O discurso analítico inventado por Lacan, remete – pelo aparato analítico em uma cura –ao lugar do objeto a, a aparência do que chamamos de homem ou mulher, ou seja, a transferência dos fantasmas com suas identificações imaginárias e os sintomas correspondentes, onde é impossível, na estrutura do inconsciente, falar da inscrição da polaridade sexual.
Para a posição de analista, trata-se de progredir sobre o conceito de sexualidade freudiana com a esquematização do discurso analítico no tratamento, ao definir a cifra de gozo que une fantasma e sintoma. Para que o esvaziamento do gozo libere a singularidade do Rasgo Unário, e se produzam novos vínculos e ligações de Real-Simbólico-Imaginário, é necessário que a função analítica questione o englobamento da sexualidade no modelo animal do acoplamento (“qualquer um com qualquer um”) que sustenta o fantasma anímico (o encontro de uma alma com outra alma), e cuja conseqüência mais radical é... “a linguagem não existe”, por tanto não há significante que penetre o real.
O desejo do analista tem que operar logicamente na experiência psicanalítica para atravessar os fantasmas que sustentam a existência e a completude do Outro. Para ele, o saber (S2) está por fora do campo do Outro (campo do Significante Amo [S1]), como materializa o circuito pulsional ao iluminar a fugacidade na “aparição-desaparição do Sujeito”. O novo – dirá Lacan – em referência à pulsão, é ver aparecer um Sujeito. E isto tem a ver com a ordem do objeto a, como oco, como vazio, que ao ser contornado pela pulsão, da conta ao enganchar ao outro, de um gozo que vai para Mais além do princípio de prazer. Lacan afirma: o Outro falta. Por isso, remete à matemática e se vale da conceitualização sobre o Uno desenvolvida pela Teoria de Conjuntos.
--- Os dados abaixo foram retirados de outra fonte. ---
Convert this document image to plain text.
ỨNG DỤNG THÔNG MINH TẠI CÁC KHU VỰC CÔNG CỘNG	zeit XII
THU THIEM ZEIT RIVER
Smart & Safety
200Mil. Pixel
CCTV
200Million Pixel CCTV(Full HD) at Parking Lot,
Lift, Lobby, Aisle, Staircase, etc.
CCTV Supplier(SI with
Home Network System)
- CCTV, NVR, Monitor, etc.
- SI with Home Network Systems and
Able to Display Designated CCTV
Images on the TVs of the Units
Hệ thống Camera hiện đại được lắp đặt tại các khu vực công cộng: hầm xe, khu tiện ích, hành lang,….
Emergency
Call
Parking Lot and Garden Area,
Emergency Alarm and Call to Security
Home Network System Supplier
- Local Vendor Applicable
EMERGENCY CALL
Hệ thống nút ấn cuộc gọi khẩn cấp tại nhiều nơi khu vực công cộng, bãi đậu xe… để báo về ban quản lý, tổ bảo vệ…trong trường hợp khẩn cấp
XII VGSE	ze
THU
A teorização sobre o Uno, formulada por Frege no século XIX, revolucionou a matemática moderna e não apenas revela a precariedade da axiomática de Peano, mas também introduz fundamentalmente a medida em relação à falta e à ausência, porquanto considera a existência destas. O Uno tem por isso um papel decisivo que se coloca na repetição, e que introduz a “mesmice” – não a identidade no sentido de igualdade –, instituindo “a diferença radical”.
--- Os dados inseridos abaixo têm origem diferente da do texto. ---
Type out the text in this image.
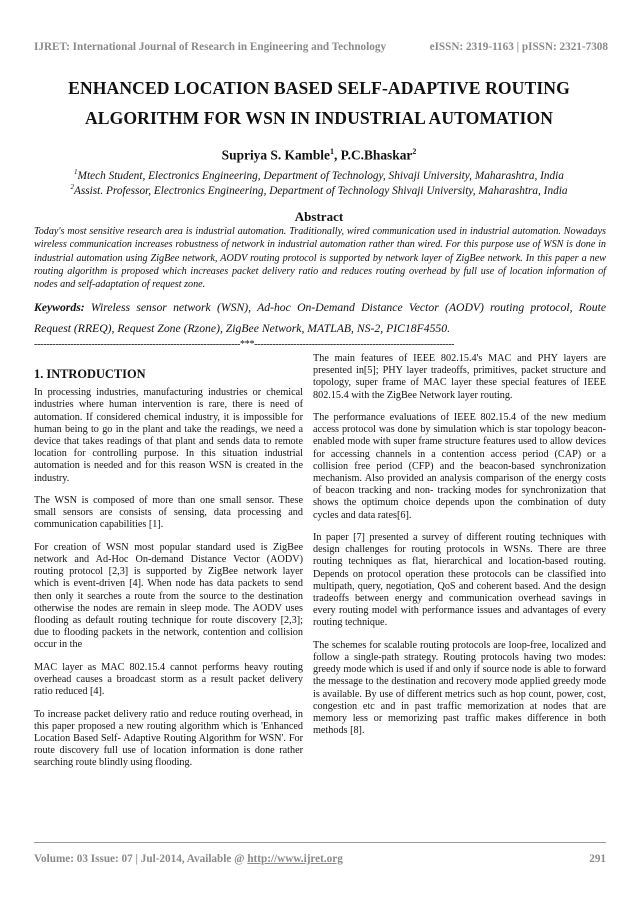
IJRET: International Journal of Research in Engineering and Technology	eISSN: 2319-1163 | pISSN: 2321-7308
ENHANCED LOCATION BASED SELF-ADAPTIVE ROUTING
ALGORITHM FOR WSN IN INDUSTRIAL AUTOMATION
Supriya S. Kamble$^1$, P.C.Bhaskar$^2$
$^1$Mtech Student, Electronics Engineering, Department of Technology, Shivaji University, Maharashtra, India
$^2$Assist. Professor, Electronics Engineering, Department of Technology Shivaji University, Maharashtra, India
Abstract
Today's most sensitive research area is industrial automation. Traditionally, wired communication used in industrial automation. Nowadays wireless communication increases robustness of network in industrial automation rather than wired. For this purpose use of WSN is done in industrial automation using ZigBee network, AODV routing protocol is supported by network layer of ZigBee network. In this paper a new routing algorithm is proposed which increases packet delivery ratio and reduces routing overhead by full use of location information of nodes and self-adaptation of request zone.
Keywords: Wireless sensor network (WSN), Ad-hoc On-Demand Distance Vector (AODV) routing protocol, Route Request (RREQ), Request Zone (Rzone), ZigBee Network, MATLAB, NS-2, PIC18F4550.
--------------------------------------------------------------------***------------------------------------------------------------------
1. INTRODUCTION

In processing industries, manufacturing industries or chemical industries where human intervention is rare, there is need of automation. If considered chemical industry, it is impossible for human being to go in the plant and take the readings, we need a device that takes readings of that plant and sends data to remote location for controlling purpose. In this situation industrial automation is needed and for this reason WSN is created in the industry.

The WSN is composed of more than one small sensor. These small sensors are consists of sensing, data processing and communication capabilities [1].

For creation of WSN most popular standard used is ZigBee network and Ad-Hoc On-demand Distance Vector (AODV) routing protocol [2,3] is supported by ZigBee network layer which is event-driven [4]. When node has data packets to send then only it searches a route from the source to the destination otherwise the nodes are remain in sleep mode. The AODV uses flooding as default routing technique for route discovery [2,3]; due to flooding packets in the network, contention and collision occur in the

MAC layer as MAC 802.15.4 cannot performs heavy routing overhead causes a broadcast storm as a result packet delivery ratio reduced [4].

To increase packet delivery ratio and reduce routing overhead, in this paper proposed a new routing algorithm which is 'Enhanced Location Based Self- Adaptive Routing Algorithm for WSN'. For route discovery full use of location information is done rather searching route blindly using flooding.

The main features of IEEE 802.15.4's MAC and PHY layers are presented in[5]; PHY layer tradeoffs, primitives, packet structure and topology, super frame of MAC layer these special features of IEEE 802.15.4 with the ZigBee Network layer routing.

The performance evaluations of IEEE 802.15.4 of the new medium access protocol was done by simulation which is star topology beacon-enabled mode with super frame structure features used to allow devices for accessing channels in a contention access period (CAP) or a collision free period (CFP) and the beacon-based synchronization mechanism. Also provided an analysis comparison of the energy costs of beacon tracking and non- tracking modes for synchronization that shows the optimum choice depends upon the combination of duty cycles and data rates[6].

In paper [7] presented a survey of different routing techniques with design challenges for routing protocols in WSNs. There are three routing techniques as flat, hierarchical and location-based routing. Depends on protocol operation these protocols can be classified into multipath, query, negotiation, QoS and coherent based. And the design tradeoffs between energy and communication overhead savings in every routing model with performance issues and advantages of every routing technique.

The schemes for scalable routing protocols are loop-free, localized and follow a single-path strategy. Routing protocols having two modes: greedy mode which is used if and only if source node is able to forward the message to the destination and recovery mode applied greedy mode is available. By use of different metrics such as hop count, power, cost, congestion etc and in past traffic memorization at nodes that are memory less or memorizing past traffic makes difference in both methods [8].

Volume: 03 Issue: 07 | Jul-2014, Available @ http://www.ijret.org	291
Lacan tenta articular a escritura da trama sexual. Propõe-se a desenvolver o eixo falo-castração freudiano. Existe ali um vazio pelo qual a função fálica determina um argumento e em que a lógica aristotélica de “Todo” (universal e particular), choca-se e cede, sem poder oferecer mais do que respostas fantasmagóricas. Impõe-se então o desejo do analista, guiado pelo discurso analítico, opera sobre “o não pensar” “o não ser” alienante, através das proposições lógicas de negação, conjunção, disjunção e implicação, ao distanciar-se da função-argumento referida à existência da função de exceção da instância paterna (x), a função fálica negativizada(x) e Não-Toda(x).
A formalização Lacaniana aborda a trama sexual, más de um ponto de vista do Macho ou do pólo Hembra, do ponto de vista da heterossexualidade, o “hetero” (o outro). 
Lacan adverte os analisandos: “Vocês não são Uno. Não apenas não são Uno, mas lamentavelmente são inumeráveis, cada uno para si, até que o curso da experiência psicanalítica ensine-os que são totalmente finitos, no que diz respeito ao homem... no que importa às mulheres, enumeráveis”.